Menurutnya, yang menjadi ke khawatiran semua pihak adalah bagaimana apabila terjadi krisis pangan. Maka salah satu solusinya adalah dengan intervensi sektor pertanian oleh pemerintah.
“Intervensi pemerintah harus dilakukan bahwa pertanian adalah menjadi awal dari peradaban bangsa ini,” ujarnya.
Terkait dengan kenaikan harga BBM yang berimbas terhadap para petani dan saat ini, Asep menyebut, petani hanya diberikan akses pembelian solar dan minyak tanah saja.
Menurut Asep, Alat pertanian yang digunakan oleh petani baik yang berupa bantuan maupun swadaya memerlukan bahan bakar bukan hanya solar tetapi juga menggunakab Pertalite.
“DPRD sudah komunikasi dengan Pertamina Tasikmalaya, Insya Allah hari Selasa 13 September 2022, Pertamina akan berkomunikasi dengan Bupati, DPRD, Dinas Pertanian terkait akses petani untuk memenuhi kebutuhan bahan bakar yang mereka gunakan,” katanya.

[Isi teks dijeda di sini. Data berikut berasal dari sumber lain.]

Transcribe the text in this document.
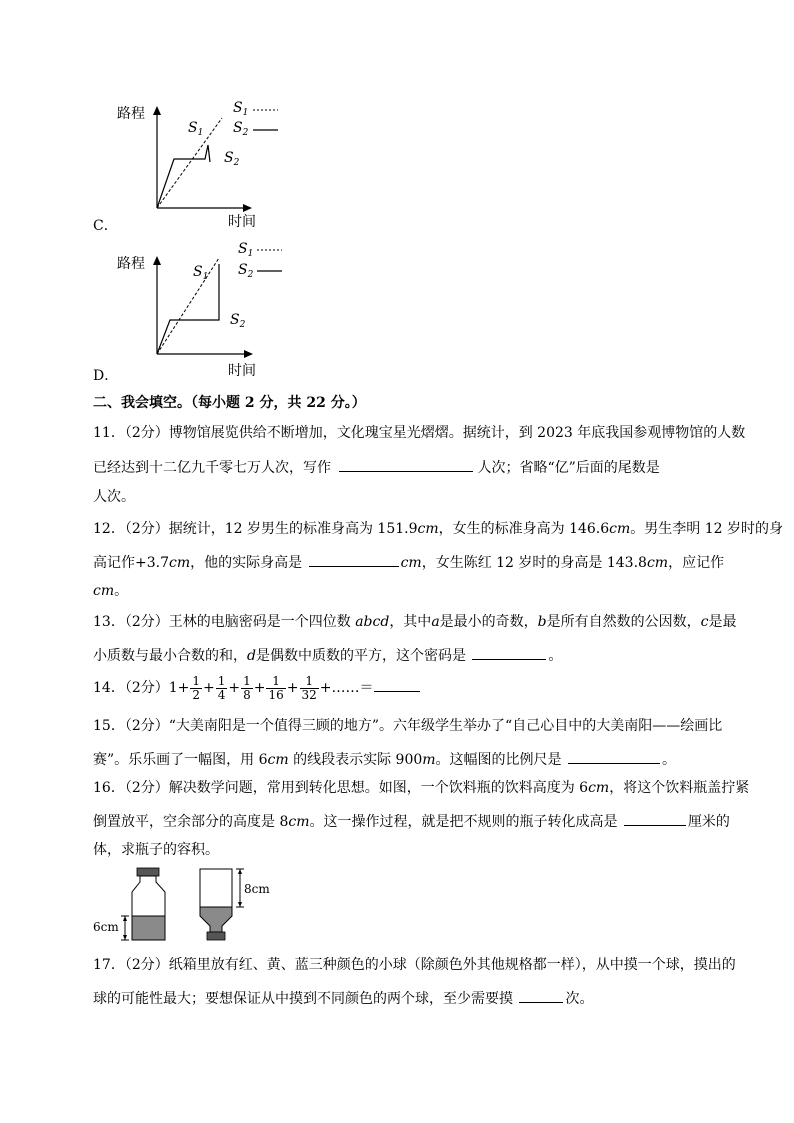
路程
时间
$S_1$
$S_2$
$S_1$
$S_2$
C．
路程
时间
$S_1$
$S_2$
$S_1$
$S_2$
D．
二、我会填空。（每小题 2 分，共 22 分。）
11．（2分）博物馆展览供给不断增加，文化瑰宝星光熠熠。据统计，到 2023 年底我国参观博物馆的人数
已经达到十二亿九千零七万人次，写作	人次；省略“亿”后面的尾数是
人次。
12．（2分）据统计，12 岁男生的标准身高为 151.9cm，女生的标准身高为 146.6cm。男生李明 12 岁时的身
高记作+3.7cm，他的实际身高是	cm，女生陈红 12 岁时的身高是 143.8cm，应记作
cm。
13．（2分）王林的电脑密码是一个四位数 abcd，其中a是最小的奇数，b是所有自然数的公因数，c是最
小质数与最小合数的和，d是偶数中质数的平方，这个密码是	。
14．（2分）$1+ \frac{1}{2} + \frac{1}{4} + \frac{1}{8} + \frac{1}{16} + \frac{1}{32}$ +……＝
15．（2分）“大美南阳是一个值得三顾的地方”。六年级学生举办了“自己心目中的大美南阳——绘画比
赛”。乐乐画了一幅图，用 6cm 的线段表示实际 900m。这幅图的比例尺是	。
16．（2分）解决数学问题，常用到转化思想。如图，一个饮料瓶的饮料高度为 6cm，将这个饮料瓶盖拧紧
倒置放平，空余部分的高度是 8cm。这一操作过程，就是把不规则的瓶子转化成高是	厘米的
体，求瓶子的容积。
6cm
8cm
17．（2分）纸箱里放有红、黄、蓝三种颜色的小球（除颜色外其他规格都一样），从中摸一个球，摸出的
球的可能性最大；要想保证从中摸到不同颜色的两个球，至少需要摸	次。
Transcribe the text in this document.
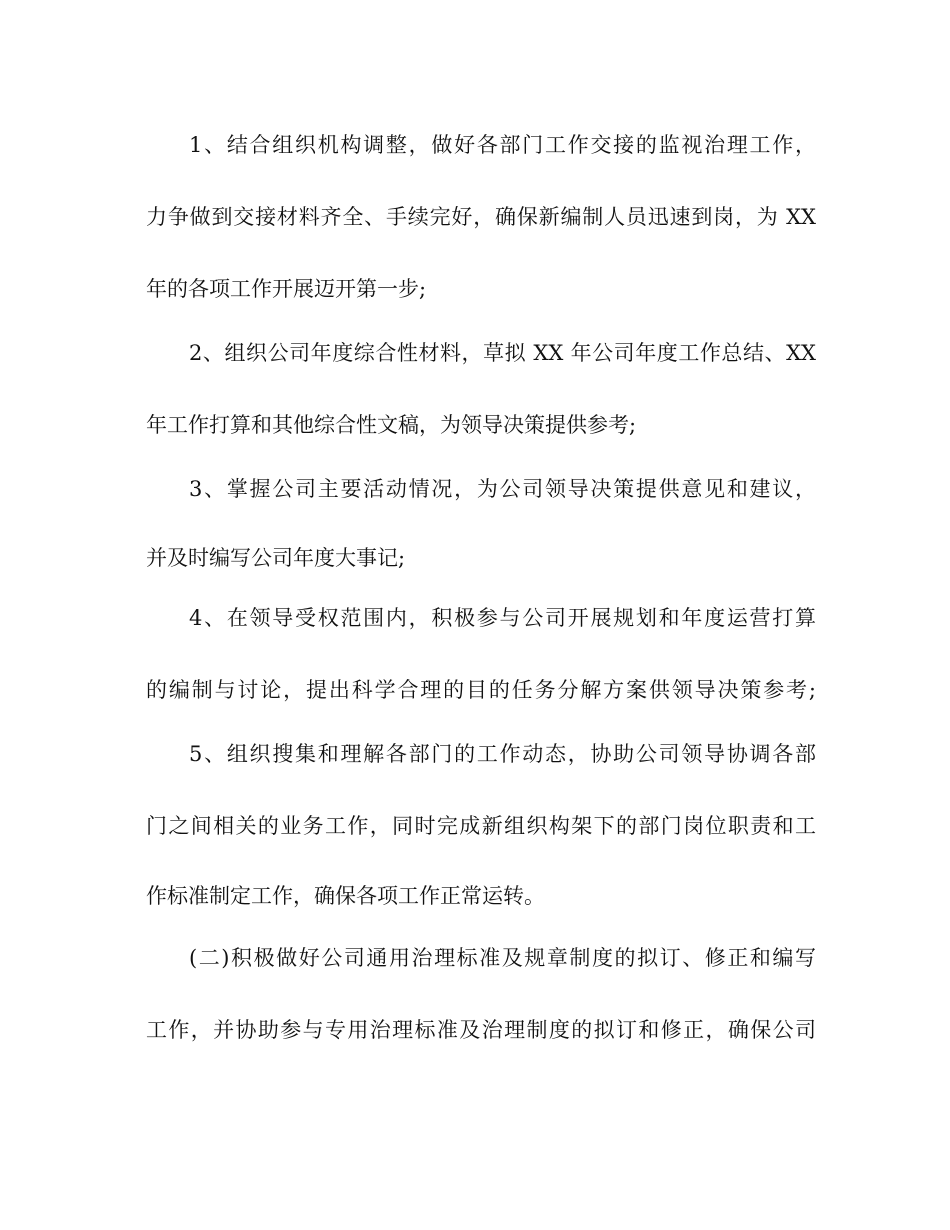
1、结合组织机构调整，做好各部门工作交接的监视治理工作，
力争做到交接材料齐全、手续完好，确保新编制人员迅速到岗，为 XX
年的各项工作开展迈开第一步;
2、组织公司年度综合性材料，草拟 XX 年公司年度工作总结、XX
年工作打算和其他综合性文稿，为领导决策提供参考;
3、掌握公司主要活动情况，为公司领导决策提供意见和建议，
并及时编写公司年度大事记;
4、在领导受权范围内，积极参与公司开展规划和年度运营打算
的编制与讨论，提出科学合理的目的任务分解方案供领导决策参考;
5、组织搜集和理解各部门的工作动态，协助公司领导协调各部
门之间相关的业务工作，同时完成新组织构架下的部门岗位职责和工
作标准制定工作，确保各项工作正常运转。
(二)积极做好公司通用治理标准及规章制度的拟订、修正和编写
工作，并协助参与专用治理标准及治理制度的拟订和修正，确保公司
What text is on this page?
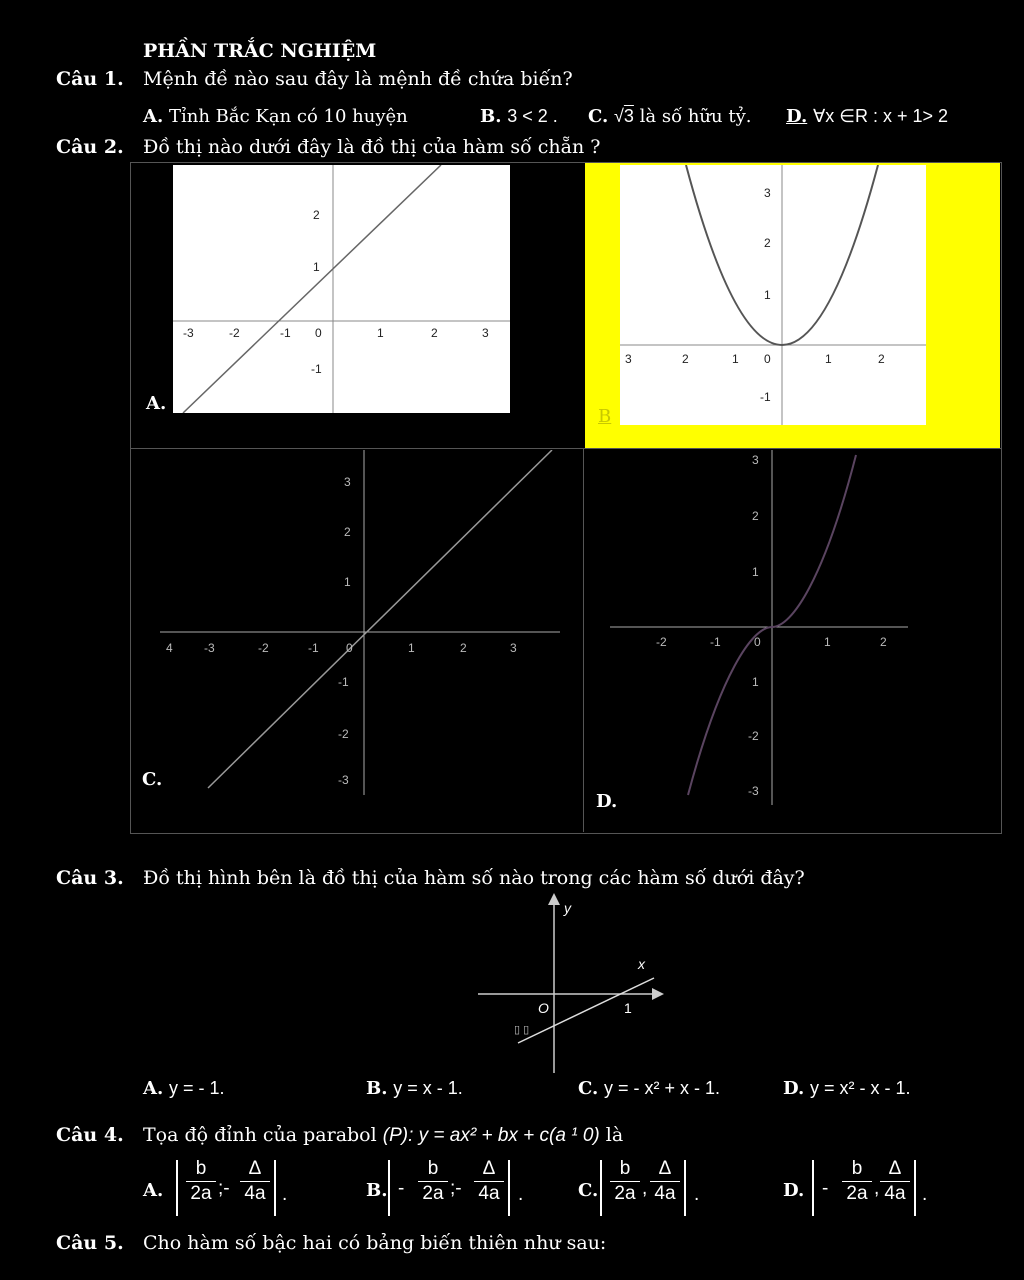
PHẦN TRẮC NGHIỆM
Câu 1. Mệnh đề nào sau đây là mệnh đề chứa biến?
A. Tỉnh Bắc Kạn có 10 huyện	B. 3 < 2 . C. √3 là số hữu tỷ. D. ∀x ∈R : x + 1> 2
Câu 2. Đồ thị nào dưới đây là đồ thị của hàm số chẵn ?
-3	-2	-1 0	1	2	3
2
1
-1
A.
3	2	1 0	1	2
3
2
1
-1
B
4	-3	-2	-1 0	1	2	3
3
2
1
-1
-2
-3
C.
-2	-1	0	1	2
3
2
1
1
-2
-3
D.
Câu 3. Đồ thị hình bên là đồ thị của hàm số nào trong các hàm số dưới đây?
y
x
O	1
▯ ▯
A. y = - 1.	B. y = x - 1.	C. y = - x² + x - 1.	D. y = x² - x - 1.
Câu 4. Tọa độ đỉnh của parabol (P): y = ax² + bx + c(a ¹ 0) là
A.
b
2a ;-
Δ
4a .	B. -
b
2a ;-
Δ
4a .	C.
b
2a ,
Δ
4a .	D. -
b
2a ,
Δ
4a .
Câu 5. Cho hàm số bậc hai có bảng biến thiên như sau:
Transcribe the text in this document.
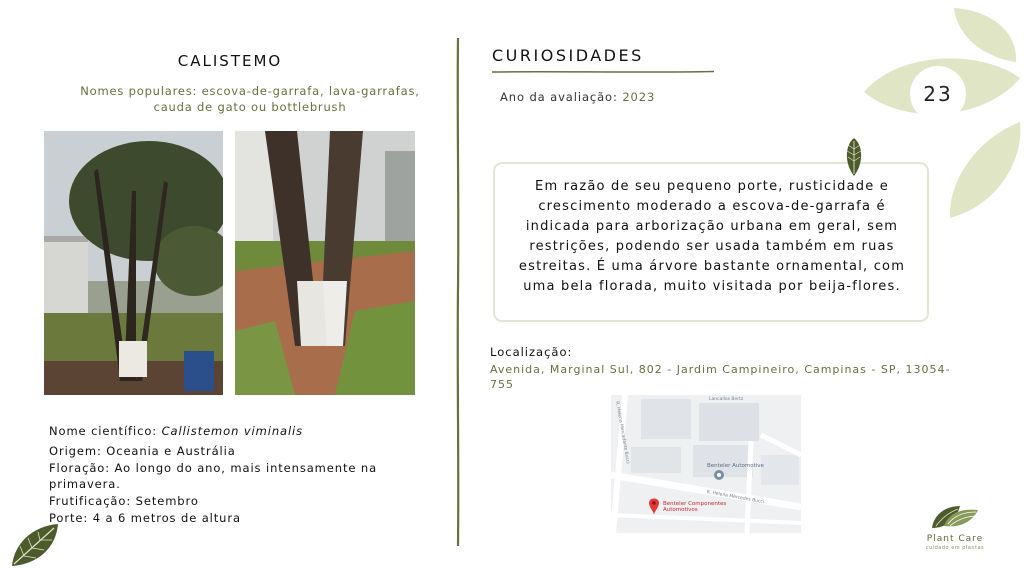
23
CALISTEMO
Nomes populares: escova-de-garrafa, lava-garrafas, cauda de gato ou bottlebrush
Nome científico: Callistemon viminalis
Origem: Oceania e Austrália
Floração: Ao longo do ano, mais intensamente na
primavera.
Frutificação: Setembro
Porte: 4 a 6 metros de altura
CURIOSIDADES
Ano da avaliação: 2023
Em razão de seu pequeno porte, rusticidade e crescimento moderado a escova-de-garrafa é indicada para arborização urbana em geral, sem restrições, podendo ser usada também em ruas estreitas. É uma árvore bastante ornamental, com uma bela florada, muito visitada por beija-flores.
Localização:
Avenida, Marginal Sul, 802 - Jardim Campineiro, Campinas - SP, 13054-755
R. Helena Mercadante Bucci
R. Helena Mercedes Bucci
Lancallos Bertz
Benteler Automotive
Benteler Componentes
Automotivos
Plant Care
cuidado em plantas
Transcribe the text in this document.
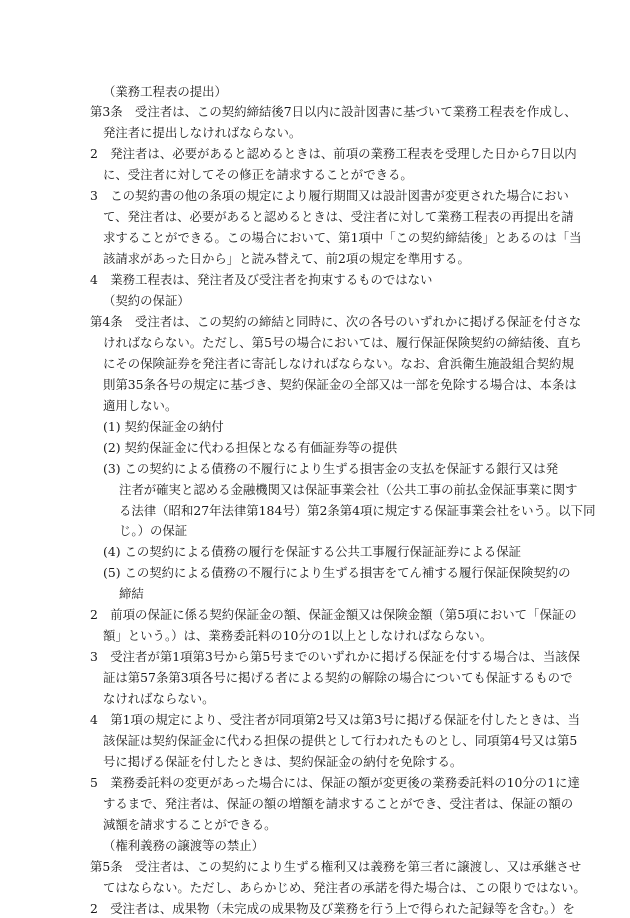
（業務工程表の提出）
第3条　受注者は、この契約締結後7日以内に設計図書に基づいて業務工程表を作成し、
発注者に提出しなければならない。
2　発注者は、必要があると認めるときは、前項の業務工程表を受理した日から7日以内
に、受注者に対してその修正を請求することができる。
3　この契約書の他の条項の規定により履行期間又は設計図書が変更された場合におい
て、発注者は、必要があると認めるときは、受注者に対して業務工程表の再提出を請
求することができる。この場合において、第1項中「この契約締結後」とあるのは「当
該請求があった日から」と読み替えて、前2項の規定を準用する。
4　業務工程表は、発注者及び受注者を拘束するものではない
（契約の保証）
第4条　受注者は、この契約の締結と同時に、次の各号のいずれかに掲げる保証を付さな
ければならない。ただし、第5号の場合においては、履行保証保険契約の締結後、直ち
にその保険証券を発注者に寄託しなければならない。なお、倉浜衛生施設組合契約規
則第35条各号の規定に基づき、契約保証金の全部又は一部を免除する場合は、本条は
適用しない。
(1) 契約保証金の納付
(2) 契約保証金に代わる担保となる有価証券等の提供
(3) この契約による債務の不履行により生ずる損害金の支払を保証する銀行又は発
注者が確実と認める金融機関又は保証事業会社（公共工事の前払金保証事業に関す
る法律（昭和27年法律第184号）第2条第4項に規定する保証事業会社をいう。以下同
じ。）の保証
(4) この契約による債務の履行を保証する公共工事履行保証証券による保証
(5) この契約による債務の不履行により生ずる損害をてん補する履行保証保険契約の
締結
2　前項の保証に係る契約保証金の額、保証金額又は保険金額（第5項において「保証の
額」という。）は、業務委託料の10分の1以上としなければならない。
3　受注者が第1項第3号から第5号までのいずれかに掲げる保証を付する場合は、当該保
証は第57条第3項各号に掲げる者による契約の解除の場合についても保証するもので
なければならない。
4　第1項の規定により、受注者が同項第2号又は第3号に掲げる保証を付したときは、当
該保証は契約保証金に代わる担保の提供として行われたものとし、同項第4号又は第5
号に掲げる保証を付したときは、契約保証金の納付を免除する。
5　業務委託料の変更があった場合には、保証の額が変更後の業務委託料の10分の1に達
するまで、発注者は、保証の額の増額を請求することができ、受注者は、保証の額の
減額を請求することができる。
（権利義務の譲渡等の禁止）
第5条　受注者は、この契約により生ずる権利又は義務を第三者に譲渡し、又は承継させ
てはならない。ただし、あらかじめ、発注者の承諾を得た場合は、この限りではない。
2　受注者は、成果物（未完成の成果物及び業務を行う上で得られた記録等を含む。）を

Asep mengatakan, saat ini Dinas Pertanian tengah menyiapkan data jumlah petani dan siapa saja yang berhak mendapatkan akses.
“Siapa saja dan berapa jumlah kebutuhanya, apakah nanti berbentuk rekomendasi dari dinas atau kepala desa. Ini yang akan kita komunikasikan,” ujarnya.
Dirinya berharap, dengan langkah-langkah tersebut, minimal dapat meringankan beban-beban yang ada di sektor pertanian.
Apalagi, waktu tanam sudah semakin dekat sehingga pemerintah harus hadir bagaimana memfasilitasi dan mengadvokasi para petani.
“Bagaimana kita mau panen kalau petani tidak menanam karena costnya terlalu tinggi,” ujarnya.
Terkait dengan keluhan para petani, terutama pemilik lahan yang kesulitan mencari buruh tani pada saat musim panen. Asep mengatakan regenerasi petani harus dilakukan.
Menurut Asep, sektor pertanian merupakan komoditi yang besar namun tidak diminati oleh generasi muda. Maka harus ada upaya-upaya lain agar generasi muda tertarik kepada sektor pertanian.
“Memodernisasi pertanian, mengalihkan model-model konvensional ke model digital, merupakan salah satu cara agar generasi muda mau berfikir ke sektor pertanian,” katanya.